FOOD FOR THOUGHT: Vacation research is akin to resume and LinkedIn reading. In both, the big picture, and not the fine print, is what makes you give it serious thought after an initial review.
Transforming Your Career Blueprint into a Big Picture Brochure
Translating the big picture to a resume and your LinkedIn means focusing on your achievements. If you’re in sales, work for a company that tracks your stats and had a banner year, outlining the big picture is fairly easy (and may not need as much help writing a resume). Show your stats and rankings and voila! You have an achievement-focused resume that shows the reader how you can help them.
FOOD FOR THOUGHT: If you work directing teams that span operations, marketing, administration, HR or perhaps finance – you must dig deeper as results are often hidden in plain sight.
Quantifying for The Big Picture (aka how to quantify results when not in Sales)?

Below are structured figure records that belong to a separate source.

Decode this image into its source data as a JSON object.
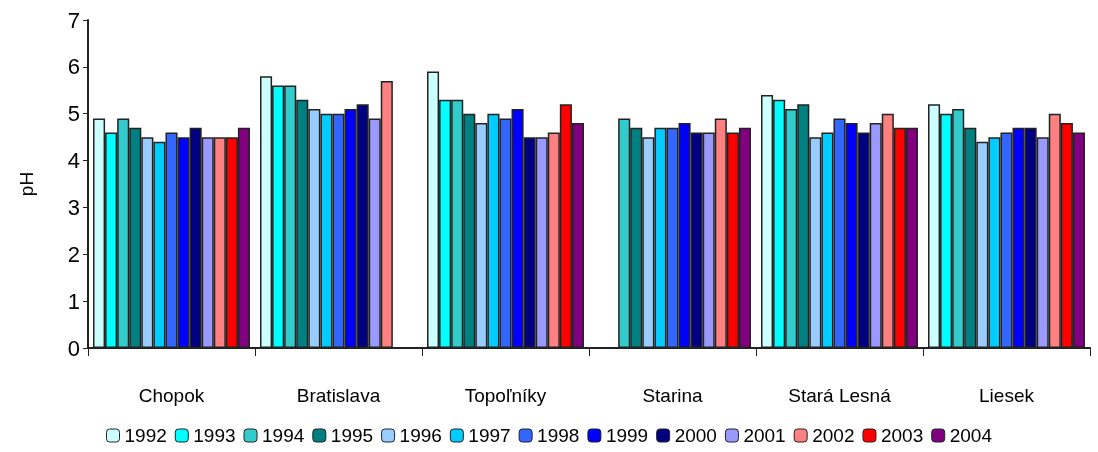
{
  "chart_data": {
    "type": "bar",
    "ylabel": "pH",
    "categories": [
      "Chopok",
      "Bratislava",
      "Topoľníky",
      "Starina",
      "Stará Lesná",
      "Liesek"
    ],
    "series": [
      {
        "name": "1992",
        "color": "#ccffff",
        "values": [
          4.9,
          5.8,
          5.9,
          null,
          5.4,
          5.2
        ]
      },
      {
        "name": "1993",
        "color": "#00ffff",
        "values": [
          4.6,
          5.6,
          5.3,
          null,
          5.3,
          5.0
        ]
      },
      {
        "name": "1994",
        "color": "#33cccc",
        "values": [
          4.9,
          5.6,
          5.3,
          4.9,
          5.1,
          5.1
        ]
      },
      {
        "name": "1995",
        "color": "#008080",
        "values": [
          4.7,
          5.3,
          5.0,
          4.7,
          5.2,
          4.7
        ]
      },
      {
        "name": "1996",
        "color": "#99ccff",
        "values": [
          4.5,
          5.1,
          4.8,
          4.5,
          4.5,
          4.4
        ]
      },
      {
        "name": "1997",
        "color": "#00ccff",
        "values": [
          4.4,
          5.0,
          5.0,
          4.7,
          4.6,
          4.5
        ]
      },
      {
        "name": "1998",
        "color": "#3366ff",
        "values": [
          4.6,
          5.0,
          4.9,
          4.7,
          4.9,
          4.6
        ]
      },
      {
        "name": "1999",
        "color": "#0000ff",
        "values": [
          4.5,
          5.1,
          5.1,
          4.8,
          4.8,
          4.7
        ]
      },
      {
        "name": "2000",
        "color": "#000080",
        "values": [
          4.7,
          5.2,
          4.5,
          4.6,
          4.6,
          4.7
        ]
      },
      {
        "name": "2001",
        "color": "#9999ff",
        "values": [
          4.5,
          4.9,
          4.5,
          4.6,
          4.8,
          4.5
        ]
      },
      {
        "name": "2002",
        "color": "#ff8080",
        "values": [
          4.5,
          5.7,
          4.6,
          4.9,
          5.0,
          5.0
        ]
      },
      {
        "name": "2003",
        "color": "#ff0000",
        "values": [
          4.5,
          null,
          5.2,
          4.6,
          4.7,
          4.8
        ]
      },
      {
        "name": "2004",
        "color": "#800080",
        "values": [
          4.7,
          null,
          4.8,
          4.7,
          4.7,
          4.6
        ]
      }
    ],
    "ylim": [
      0,
      7
    ],
    "yticks": [
      0,
      1,
      2,
      3,
      4,
      5,
      6,
      7
    ],
    "grid": false,
    "legend": "bottom"
  }
}
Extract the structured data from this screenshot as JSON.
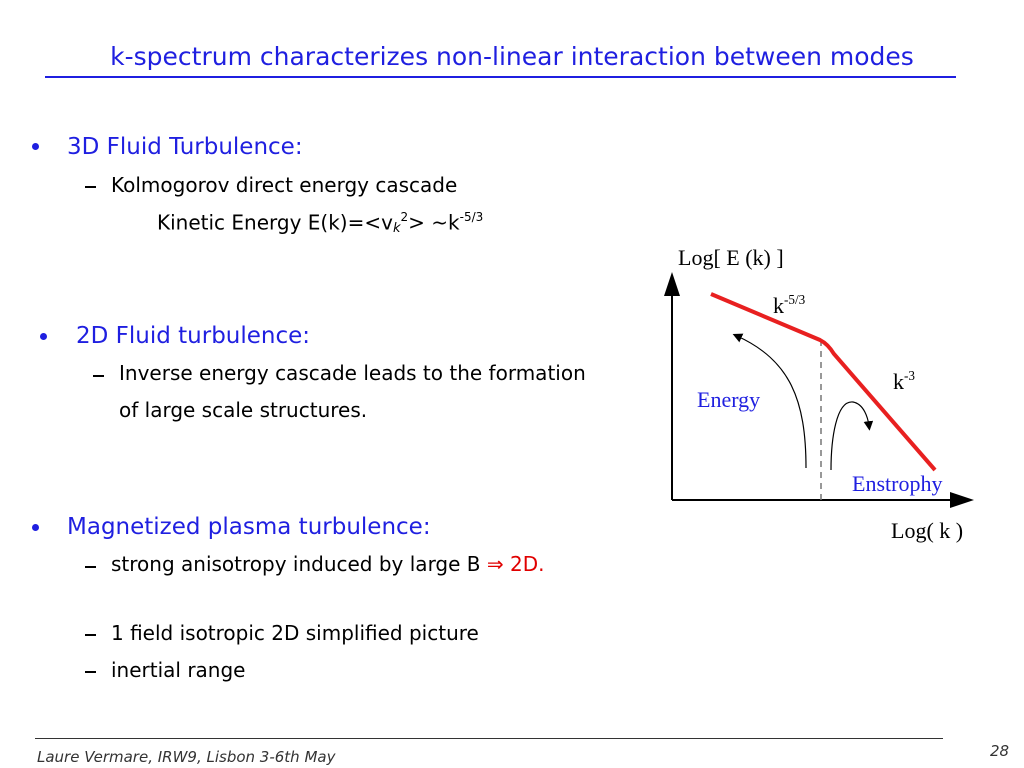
{
  "title": "k-spectrum characterizes non-linear interaction between modes",
  "bullets": [
    {
      "text": "3D Fluid Turbulence:",
      "items": [
        "Kolmogorov direct energy cascade"
      ],
      "formula": {
        "lead": "Kinetic Energy E(k)=<v",
        "sub": "k",
        "sup": "2",
        "mid": "> ~k",
        "exp": "-5/3"
      }
    },
    {
      "text": "2D Fluid turbulence:",
      "items": [
        "Inverse energy cascade leads to the formation of large scale structures."
      ]
    },
    {
      "text": "Magnetized plasma turbulence:",
      "items": [
        {
          "text": "strong anisotropy induced by large B",
          "highlight": "⇒ 2D."
        },
        "1 field isotropic 2D simplified picture",
        "inertial range"
      ]
    }
  ],
  "diagram": {
    "y_label": "Log[ E (k) ]",
    "x_label": "Log( k )",
    "slope1": {
      "base": "k",
      "exp": "-5/3"
    },
    "slope2": {
      "base": "k",
      "exp": "-3"
    },
    "energy": "Energy",
    "enstrophy": "Enstrophy"
  },
  "footer": {
    "text": "Laure Vermare, IRW9, Lisbon 3-6th May",
    "page": "28"
  }
}
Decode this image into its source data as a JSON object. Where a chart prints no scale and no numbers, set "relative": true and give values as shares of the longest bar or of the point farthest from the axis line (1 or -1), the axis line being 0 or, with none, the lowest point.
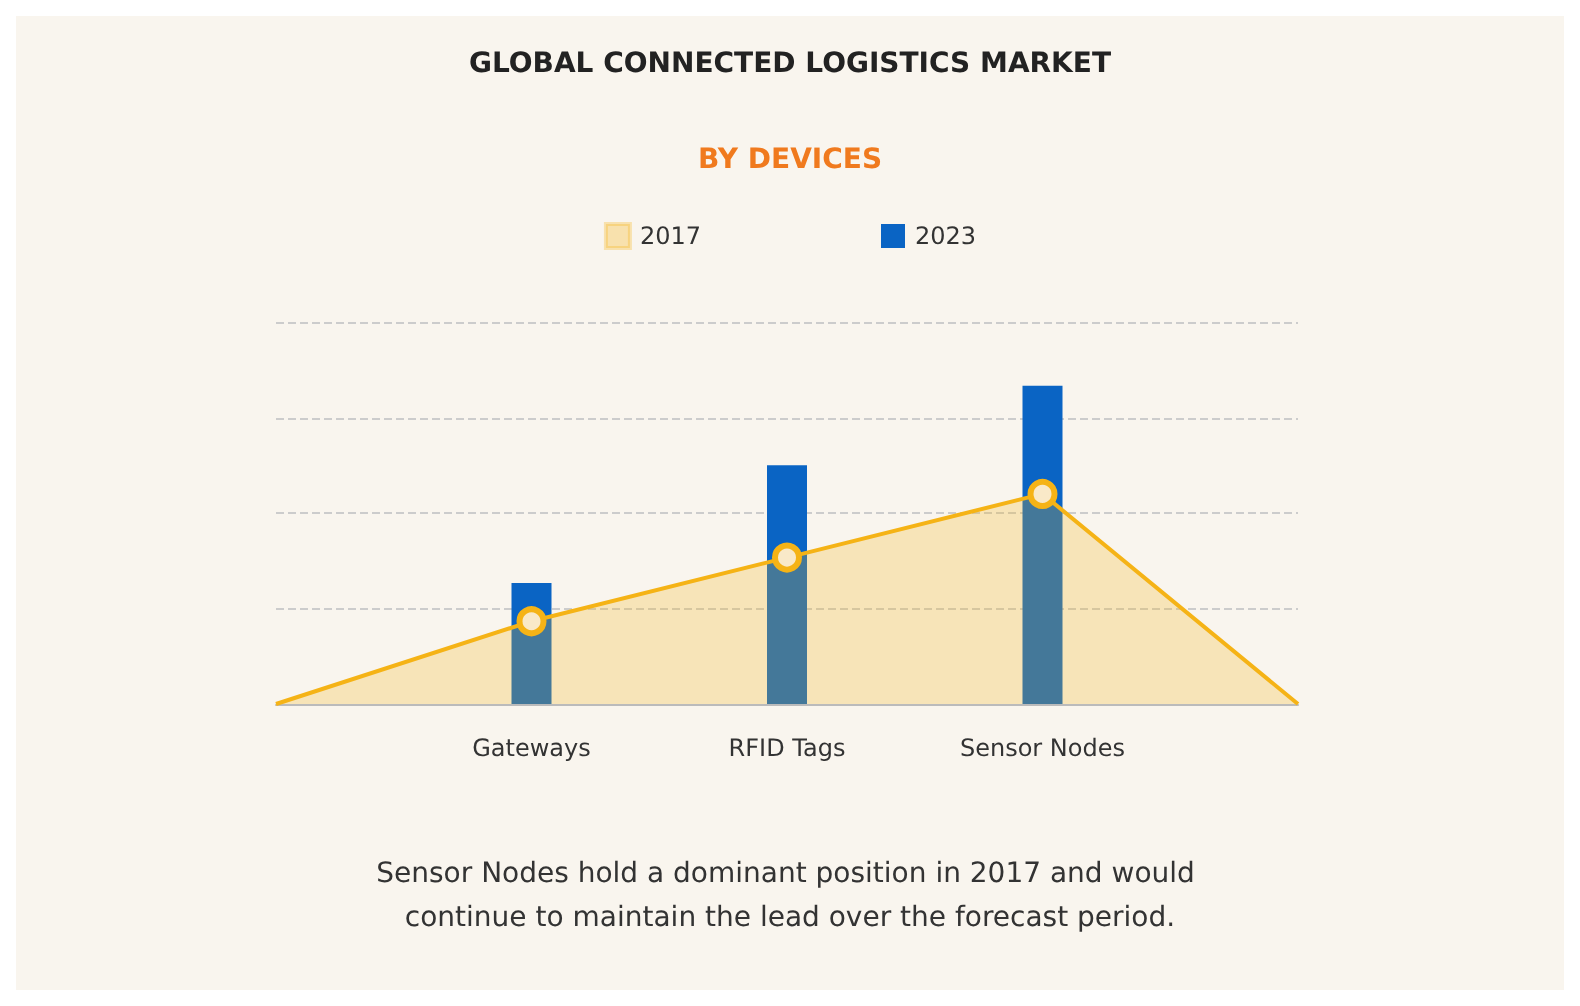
{
  "chart_data": {
    "type": "bar",
    "title": "GLOBAL CONNECTED LOGISTICS MARKET",
    "subtitle": "BY DEVICES",
    "relative": true,
    "categories": [
      null,
      "Gateways",
      "RFID Tags",
      "Sensor Nodes",
      null
    ],
    "series": [
      {
        "name": "2017",
        "type": "area",
        "color": "#f5b316",
        "values": [
          0,
          0.26,
          0.46,
          0.66,
          0
        ]
      },
      {
        "name": "2023",
        "color": "#0a64c4",
        "values": [
          null,
          0.38,
          0.75,
          1,
          null
        ]
      }
    ],
    "marker": "circle",
    "grid": "y",
    "legend": "top",
    "annotations": [
      "Sensor Nodes hold a dominant position in 2017 and would continue to maintain the lead over the forecast period."
    ]
  }
}
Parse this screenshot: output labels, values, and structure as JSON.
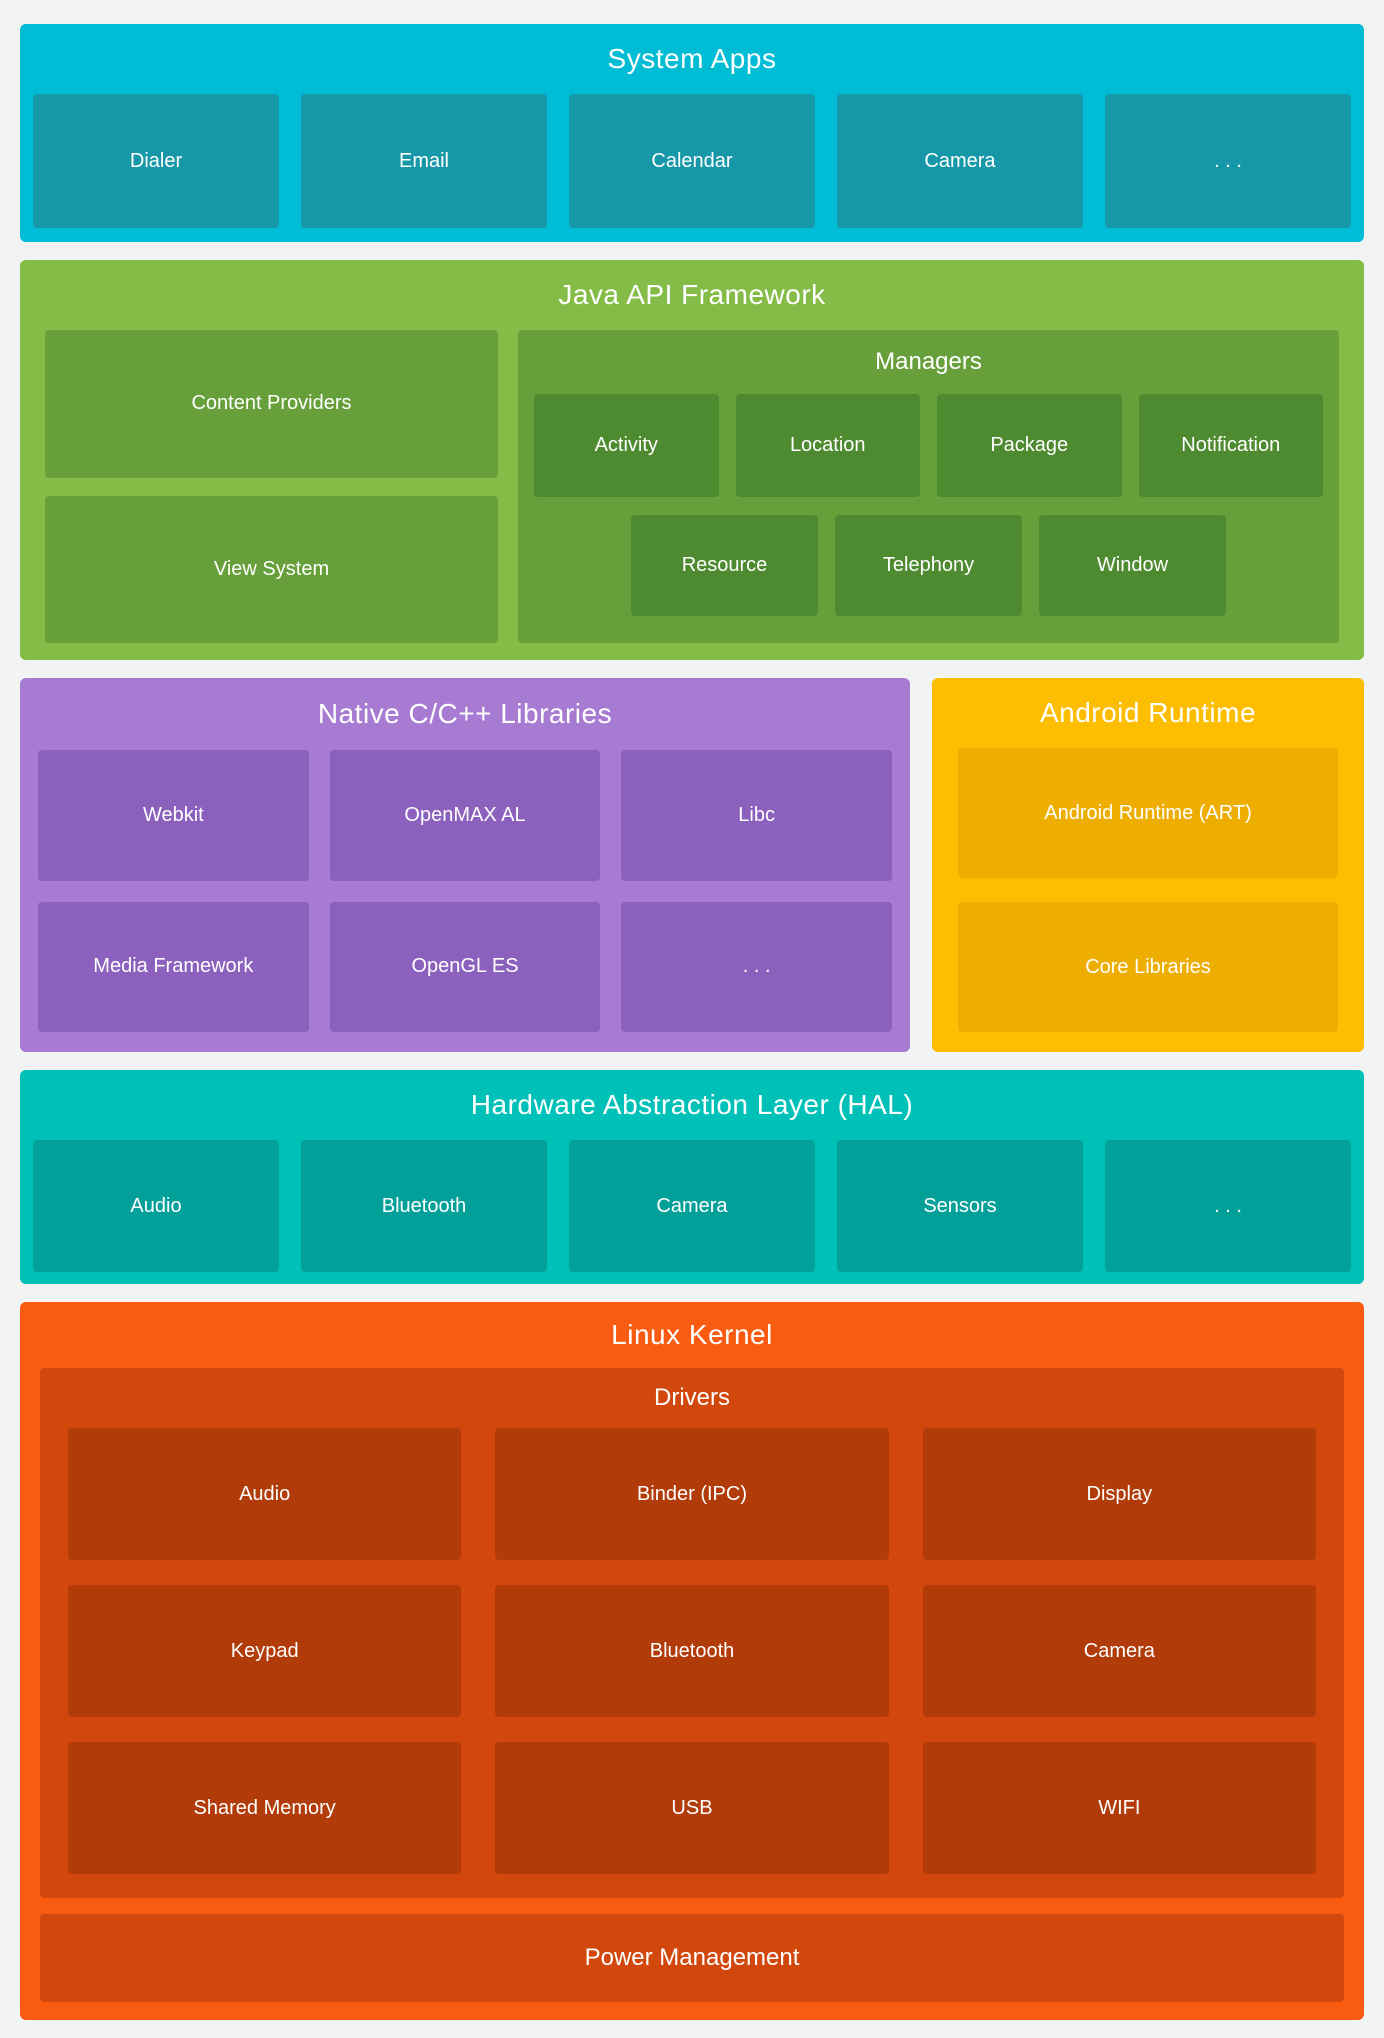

Just because you’re not in sales, or your role doesn’t seem directly tied to the company’s revenue, doesn’t mean you don’t have quantifiable or measurable results. Below are 5 questions to get you thinking about measuring your success.
#1 What Makes Me Proud?
When and if you walk out the door, what you are proudest of? 9 times out of 10, a resume specialist will lead with this response.
Did you stop your organization from losing money, get the same amount done with fewer people or build a strong network across an organization? Maybe you developed your team to the point where they operate exceptionally well without you?
These are all noteworthy achievements that give the reader a sense of how you can make a difference in your next role.
#2 Did I Save Money?
Saving money is often just as important as bringing money to the table.
If you negotiated discounts, identified financial discrepancies or reworked a process so that less money is spent – you can articulate the achievement by calculating the savings in either dollar figures or percentages.
#3 Did I Save Time?
Time savings is a huge value-add to companies looking to increase their operational efficiency.
Did you rework a process that used to take days and now takes hours? Did you introduce a new methodology or bring automation to a team or process that shaves hours off a task? Spell these out to quantify the savings.
#4 Are People Happier Because of Me?
When morale is suffering and retention levels are on the decline, readers will take note if your talent lies in transforming a culture or retaining clients, customers or employees.
Take a stab at quantifying happiness by seeing how many people or customers stayed, or look at satisfaction scores if available and see if there is a measurable uptick.
If you can somehow measure morale or customer satisfaction, you’ve got a quantifiable achievement worth putting down on your resume.
#5 Did I Contribute to Improving my Company’s Circumstances
It may be hard to determine the impact of your individual contribution to the company on a large scale. Take a look at your company’s growth (revenue, market share, associate) during your tenure. Did your company survive where competition failed or did it stem the bleeding?
Noting your part of the team effort that contributed to the achievement will show your role in the big picture.
Writing with a “Brochure Frame of Mind”
These questions are a great way to get the creative juices flowing, and to give you help writing a resume that reads like a marketing brochure.